Kamis, 28 November 2013 11:54 WIB
TRIBUNNEWS.COM, JAKARTA - Sejumlah Anggota Komisi I DPR berupaya bertemu dengan Edward Snowden terkait kasus penyadapan di Rusia. Namun, Wakil Ketua Komisi I TB Hasanuddinmenyarankan agar pihaknya tidak perlu sibuk bertemu Snowden.
Sebab, pertemuan itu tidak bisa dilakukan secara terbuka karena masih menjadi buronan Amerika Serikat.
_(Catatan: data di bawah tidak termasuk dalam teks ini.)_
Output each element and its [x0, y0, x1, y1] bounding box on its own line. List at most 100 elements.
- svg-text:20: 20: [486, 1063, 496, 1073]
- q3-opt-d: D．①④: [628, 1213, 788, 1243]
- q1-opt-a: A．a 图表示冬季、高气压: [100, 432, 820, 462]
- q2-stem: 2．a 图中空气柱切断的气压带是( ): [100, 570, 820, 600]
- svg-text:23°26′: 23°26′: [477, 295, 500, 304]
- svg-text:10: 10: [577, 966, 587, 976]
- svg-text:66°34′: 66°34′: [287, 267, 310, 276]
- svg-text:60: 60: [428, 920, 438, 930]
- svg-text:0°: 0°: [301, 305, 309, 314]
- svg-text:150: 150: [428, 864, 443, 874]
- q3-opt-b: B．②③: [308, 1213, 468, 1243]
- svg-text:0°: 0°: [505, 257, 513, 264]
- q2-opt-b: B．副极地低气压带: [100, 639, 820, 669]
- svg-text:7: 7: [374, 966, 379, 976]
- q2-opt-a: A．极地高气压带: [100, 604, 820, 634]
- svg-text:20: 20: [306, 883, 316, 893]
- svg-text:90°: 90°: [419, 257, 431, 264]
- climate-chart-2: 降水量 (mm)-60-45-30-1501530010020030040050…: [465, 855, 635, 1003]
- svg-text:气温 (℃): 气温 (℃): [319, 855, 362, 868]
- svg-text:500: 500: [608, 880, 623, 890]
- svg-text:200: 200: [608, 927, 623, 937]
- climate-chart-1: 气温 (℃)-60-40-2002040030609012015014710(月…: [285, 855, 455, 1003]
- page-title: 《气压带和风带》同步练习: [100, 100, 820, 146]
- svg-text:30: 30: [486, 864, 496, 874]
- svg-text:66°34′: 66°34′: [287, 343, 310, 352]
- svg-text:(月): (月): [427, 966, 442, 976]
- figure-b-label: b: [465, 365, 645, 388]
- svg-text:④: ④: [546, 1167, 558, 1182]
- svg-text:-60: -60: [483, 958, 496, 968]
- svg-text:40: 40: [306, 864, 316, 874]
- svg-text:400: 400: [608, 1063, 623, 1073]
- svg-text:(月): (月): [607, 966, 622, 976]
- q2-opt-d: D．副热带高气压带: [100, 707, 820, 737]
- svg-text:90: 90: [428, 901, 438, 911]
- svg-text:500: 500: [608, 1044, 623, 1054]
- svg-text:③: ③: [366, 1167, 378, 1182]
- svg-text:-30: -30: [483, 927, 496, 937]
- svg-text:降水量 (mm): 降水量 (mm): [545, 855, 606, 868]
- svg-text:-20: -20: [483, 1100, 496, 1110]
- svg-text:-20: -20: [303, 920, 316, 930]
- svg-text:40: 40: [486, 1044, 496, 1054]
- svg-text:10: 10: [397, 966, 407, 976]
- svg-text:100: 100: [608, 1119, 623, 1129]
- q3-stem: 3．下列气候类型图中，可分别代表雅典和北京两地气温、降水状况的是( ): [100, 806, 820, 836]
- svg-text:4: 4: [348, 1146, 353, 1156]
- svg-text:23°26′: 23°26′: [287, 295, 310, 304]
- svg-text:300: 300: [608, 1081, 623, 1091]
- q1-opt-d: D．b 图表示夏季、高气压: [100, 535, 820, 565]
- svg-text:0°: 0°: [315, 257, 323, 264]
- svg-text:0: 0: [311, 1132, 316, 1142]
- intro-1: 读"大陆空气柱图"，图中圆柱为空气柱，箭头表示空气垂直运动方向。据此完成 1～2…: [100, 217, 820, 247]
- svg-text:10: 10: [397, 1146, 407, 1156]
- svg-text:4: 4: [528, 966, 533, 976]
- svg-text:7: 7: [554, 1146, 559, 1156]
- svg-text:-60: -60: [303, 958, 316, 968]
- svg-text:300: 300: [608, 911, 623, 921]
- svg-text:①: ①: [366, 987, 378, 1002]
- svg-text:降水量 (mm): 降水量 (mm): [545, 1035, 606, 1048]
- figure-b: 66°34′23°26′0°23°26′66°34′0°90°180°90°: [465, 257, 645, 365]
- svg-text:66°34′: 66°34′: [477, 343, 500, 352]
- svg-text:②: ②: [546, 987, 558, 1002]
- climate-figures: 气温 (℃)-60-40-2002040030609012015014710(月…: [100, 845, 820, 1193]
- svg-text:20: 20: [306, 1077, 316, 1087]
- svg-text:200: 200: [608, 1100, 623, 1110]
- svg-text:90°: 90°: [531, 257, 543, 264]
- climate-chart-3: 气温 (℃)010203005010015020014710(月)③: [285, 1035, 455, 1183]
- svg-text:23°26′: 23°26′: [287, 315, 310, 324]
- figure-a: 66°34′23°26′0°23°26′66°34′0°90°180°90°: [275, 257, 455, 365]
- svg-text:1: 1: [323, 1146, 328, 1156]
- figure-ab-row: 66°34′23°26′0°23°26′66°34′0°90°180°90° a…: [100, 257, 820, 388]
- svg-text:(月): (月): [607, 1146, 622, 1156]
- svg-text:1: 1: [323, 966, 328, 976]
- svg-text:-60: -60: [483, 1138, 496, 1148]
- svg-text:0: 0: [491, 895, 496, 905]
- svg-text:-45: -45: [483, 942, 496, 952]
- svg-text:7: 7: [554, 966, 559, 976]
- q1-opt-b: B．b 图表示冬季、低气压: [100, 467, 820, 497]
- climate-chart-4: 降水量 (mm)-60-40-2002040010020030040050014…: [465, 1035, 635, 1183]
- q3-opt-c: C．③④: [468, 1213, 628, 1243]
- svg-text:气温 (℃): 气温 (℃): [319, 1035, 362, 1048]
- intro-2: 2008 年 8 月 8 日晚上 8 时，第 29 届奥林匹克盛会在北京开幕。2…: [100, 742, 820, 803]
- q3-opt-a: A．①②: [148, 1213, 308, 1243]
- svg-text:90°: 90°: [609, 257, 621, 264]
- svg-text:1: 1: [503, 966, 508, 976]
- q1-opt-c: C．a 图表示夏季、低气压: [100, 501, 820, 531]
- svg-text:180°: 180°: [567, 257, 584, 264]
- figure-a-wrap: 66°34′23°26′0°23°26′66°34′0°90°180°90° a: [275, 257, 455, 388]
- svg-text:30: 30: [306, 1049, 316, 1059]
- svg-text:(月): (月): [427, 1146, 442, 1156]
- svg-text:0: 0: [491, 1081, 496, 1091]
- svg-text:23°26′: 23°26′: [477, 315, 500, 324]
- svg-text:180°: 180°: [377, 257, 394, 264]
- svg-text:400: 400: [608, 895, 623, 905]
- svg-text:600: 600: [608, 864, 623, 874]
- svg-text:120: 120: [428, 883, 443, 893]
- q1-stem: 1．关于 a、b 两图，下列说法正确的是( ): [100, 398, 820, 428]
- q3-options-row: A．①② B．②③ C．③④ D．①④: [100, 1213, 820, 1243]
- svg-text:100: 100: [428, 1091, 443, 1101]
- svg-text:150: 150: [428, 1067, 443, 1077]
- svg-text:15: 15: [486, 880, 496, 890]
"Lebih bagus niat ini (bertemu Snowden) diserahkan ke pemerintah, dan ini mampu melakukan dilakukan secara silent (diam-diam)," kata Hasanuddin di Gedung DPR, Jakarta, Kamis (28/11/2013).
Apalagi, ujar Hasanuddin, Rusia akan melindungi Snowden. Sehingga pertemuan tersebut dirasa tidak mudah.
"Snowden juga banyak kelemahannya, tidak bisa secara vulgar disampaikan DPR," katanya.
Hal senada juga dikatakan oleh Anggota Komisi I DPR Susaningtyas Kertopati.
"Kemungkinan bisa (bertemu) kalau pihak Rusia mengizinkan. Saya tidak tahu apakah sifatnya suaka, diplomatik base nya saya tidak tahu, dia dalam kondisi dibawah ancaman," kata perempuan yang akrab dipanggil Nuning.
Selain itu, ujar Politisi Hanura itu,
DPR belum mengetahui apa motif Snowden membocorkan informasi itu.
DPR belum mengetahui apa motif Snowden membocorkan informasi itu.
"Apakah dengan bertemu Snowden bisa mengintingkan dua belah pihak (Indonesia dan Australia), dia juga agennya siapa? Apakah murni pribadi, atau Snowden adalah titipan," imbuhnya.
Sebelumnya diberitakan Badan mata-mata Australia menyadap telepon Presiden SBY, Ani Yudhoyono istrinya, dan sejumlah menteri dalam kabinet SBY. Demikian laporan sejumlah media asing dari sejumlah dokumen rahasia yang dibocorkan whistleblower asal AS, Edward Snowden, yang berada di tangan Australian Broadcasting Corporation (ABC) dan harian Inggris The Guardian.
Dokumen-dokumen itu menunjukkan bahwa badan intelijen elektronik Australia, Defence Signals Directorate, melacak kegiatan Yudhoyono melalui telepon genggamnya selama 15 hari pada Agustus 2009, saat Kevin Rudd dari Partai Buruh menjadi Perdana Menteri Australia.